Chief financial officer Brandon Wood said at the release of the interim results yesterday in a telephone interview, that they faced multiple challenges in the six months to December 31, many of them relating to the energy crisis.
The group’s own 80 retail outlets had to buy generators which added to costs, with two locations exploring operating on battery power off the grid. Investments in solar are ongoing. The group’s total store network had increased by three stores to 214.
The manufacturing operations, which make up 40% of group profit, was impacted by load shedding and infrastructure problems, such as with the volatile electricity grid.
Their manufacturing business had curtailment agreements with Eskom that were supposed to limit the impact of load shedding, but the protection of these agreements diminished during higher stages of load shedding.
Meanwhile, Italtile is exploring wheeling agreements with potential suppliers of renewable power, notably solar power.
The group is also awaiting the outcome of the National Energy Regulator of South Africa’s (Nersa) decision on the gas price, which Italtile believes would be favourable for manufacturers once the outcome is known, and might allow the group to proceed with its own project to generate power from gas.

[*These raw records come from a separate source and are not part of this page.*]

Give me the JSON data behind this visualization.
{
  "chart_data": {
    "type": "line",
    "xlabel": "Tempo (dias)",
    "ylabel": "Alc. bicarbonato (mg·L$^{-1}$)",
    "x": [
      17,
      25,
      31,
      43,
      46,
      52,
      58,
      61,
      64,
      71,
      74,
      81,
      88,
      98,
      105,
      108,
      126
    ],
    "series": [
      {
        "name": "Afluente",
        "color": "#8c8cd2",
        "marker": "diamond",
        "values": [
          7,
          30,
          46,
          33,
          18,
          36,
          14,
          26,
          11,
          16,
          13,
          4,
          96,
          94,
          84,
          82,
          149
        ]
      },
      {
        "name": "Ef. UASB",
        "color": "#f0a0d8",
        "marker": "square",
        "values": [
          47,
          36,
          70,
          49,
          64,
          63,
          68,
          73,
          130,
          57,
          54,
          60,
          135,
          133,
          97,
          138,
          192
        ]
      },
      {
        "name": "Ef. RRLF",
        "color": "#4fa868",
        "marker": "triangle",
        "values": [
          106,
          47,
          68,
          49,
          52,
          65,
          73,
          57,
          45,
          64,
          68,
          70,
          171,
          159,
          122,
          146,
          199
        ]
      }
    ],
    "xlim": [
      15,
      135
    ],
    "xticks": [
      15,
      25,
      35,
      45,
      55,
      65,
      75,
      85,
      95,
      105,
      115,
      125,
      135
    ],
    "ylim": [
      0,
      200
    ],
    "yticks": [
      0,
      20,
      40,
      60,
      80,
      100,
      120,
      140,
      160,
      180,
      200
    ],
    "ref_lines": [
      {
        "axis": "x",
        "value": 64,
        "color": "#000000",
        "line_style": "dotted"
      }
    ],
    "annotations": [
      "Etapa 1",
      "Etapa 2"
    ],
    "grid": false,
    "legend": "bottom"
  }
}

The hunt is also on for additional gas supplies after 2025, and already some limited quantities are being supplied by Renergen. Biogas opportunities are also being explored.
Wood said another impact they had not yet quantified is that its stores are “destination stores”, and are suffering from traffic congestion due to traffic issues caused by load shedding, such as many traffic lights not working.
Also, consumers already struggling to make ends meet are having to allocate more of their discretionary income to pay higher electricity costs or for alternative energy equipment, rather than perhaps re-tile their bathrooms, said Wood.
Manufacturing operations also have also had to deal with significant price inflation, most notably from the cost of energy and imported raw materials. There are also operational efficiency problems in manufacturing, aside from having to operate below capacity.
Amid all of these challenges, the group has had to contend with the normalisation of the “post-Covid boom” in home renovations, and the increased competition arising from new entrants to the market during the boom.
The generally adverse economic, social and political environment have also seen consumers defer or scale down on renovation and new build projects.
Wood said while they are “a little disappointed” at the interim results, they were achieved in a “very tough environment”.
Italtile is reporting a 3% increase in turnover to R6.2 billion, trading profit is down 8% to R1.4bn and headline earnings per share fell 6% to 79.2%. The interim dividend was lowered by the same percentage to 32 cents.
Looking ahead, Wood said many of the challenges such as those experienced in the manufacturing division are within their control.
In addition, the balance sheet remains healthy and cash generation is strong – net cash was up 51% to R800 million by the end of the interim period.
The group did not provide specific guidance on the future because of the uncertainty in the global and local markets, together with elevated inflation and likely intensifying load shedding for the rest of the year.